Writing is in my blood. It has turned me into a mad man with a pad. I’m always thinking of new ideas, honing my craft, grabbing ideas out of the ether and putting them to work. I record conversations I hear, lines from novels I enjoy, you name it, I’ve probably jotted it down. It’s helped me to create some very realistic characters, but it’s also turned me into a full-time observer.
As a writer, you can’t really help it. You hear something catchy, or you’re struck with genius, you record. You store that data for prospecting. When you get down to writing, you’re going to strike gold with your words, you can just feel it. It’s an amazing experience, but it’s also a burden. The down side to always writing is that you’re never fully engaged in your life. I love my life, I love what I do, but everything has a price.
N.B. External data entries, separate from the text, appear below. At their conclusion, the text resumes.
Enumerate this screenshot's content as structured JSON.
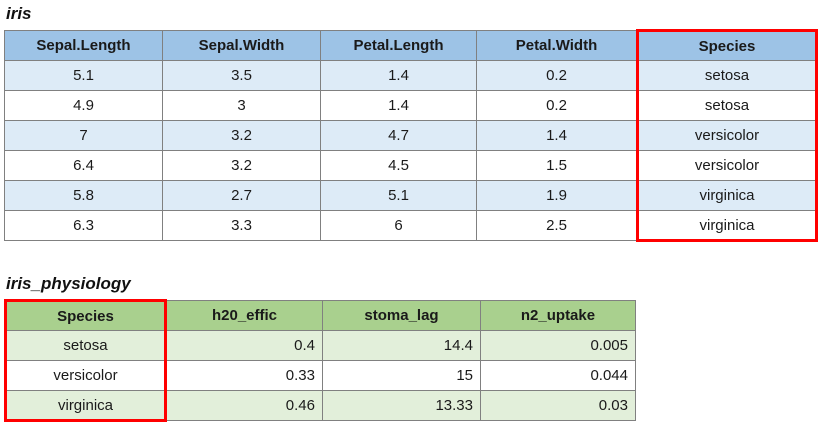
{
  "tables": [
    {
      "title": "iris",
      "columns": [
        "Sepal.Length",
        "Sepal.Width",
        "Petal.Length",
        "Petal.Width",
        "Species"
      ],
      "rows": [
        [
          "5.1",
          "3.5",
          "1.4",
          "0.2",
          "setosa"
        ],
        [
          "4.9",
          "3",
          "1.4",
          "0.2",
          "setosa"
        ],
        [
          "7",
          "3.2",
          "4.7",
          "1.4",
          "versicolor"
        ],
        [
          "6.4",
          "3.2",
          "4.5",
          "1.5",
          "versicolor"
        ],
        [
          "5.8",
          "2.7",
          "5.1",
          "1.9",
          "virginica"
        ],
        [
          "6.3",
          "3.3",
          "6",
          "2.5",
          "virginica"
        ]
      ],
      "column_align": [
        "center",
        "center",
        "center",
        "center",
        "center"
      ],
      "highlight_column_index": 4,
      "colors": {
        "header_bg": "#9DC3E6",
        "stripe_bg": "#DDEBF7",
        "grid": "#808080",
        "highlight": "#FF0000"
      }
    },
    {
      "title": "iris_physiology",
      "columns": [
        "Species",
        "h20_effic",
        "stoma_lag",
        "n2_uptake"
      ],
      "rows": [
        [
          "setosa",
          "0.4",
          "14.4",
          "0.005"
        ],
        [
          "versicolor",
          "0.33",
          "15",
          "0.044"
        ],
        [
          "virginica",
          "0.46",
          "13.33",
          "0.03"
        ]
      ],
      "column_align": [
        "center",
        "right",
        "right",
        "right"
      ],
      "highlight_column_index": 0,
      "colors": {
        "header_bg": "#A9D08E",
        "stripe_bg": "#E2EFDA",
        "grid": "#808080",
        "highlight": "#FF0000"
      }
    }
  ]
}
Not to jump too far into the deep, but some of the best moments in my life, I’ve been elsewhere in my head. I’ve been absorbing the details, the interactions, in such a way that I’m no longer a part of it, I’m outside looking in. It’s a very surreal experience and, more often than not, I’m not aware I’m doing it. This sense of always watching, never interacting, is the very reason why Kesey stopped producing work. He’d rather “be a lightning rod than a seismograph.”
Adding to that, I have deadlines, the desire to produce more work faster, the desire to produce polished gems, the desire to get it all done and still have time to live the life I write about. It’s intense (just like camping), but it’s what I live for. To that end, I’ve come to adopt the do what you do when you do it lifestyle. Writing is what is most important to me. If I write a hundred books, that’s swell. If I only write two, that’s okay. I will produce as much as I can in the time that I have, but I’m not going to destroy myself because of it.
It’s important to keep your priorities and take everything in moderation. Time in this realm is brief, so make sure you’re enjoying it as you create works to entertain others.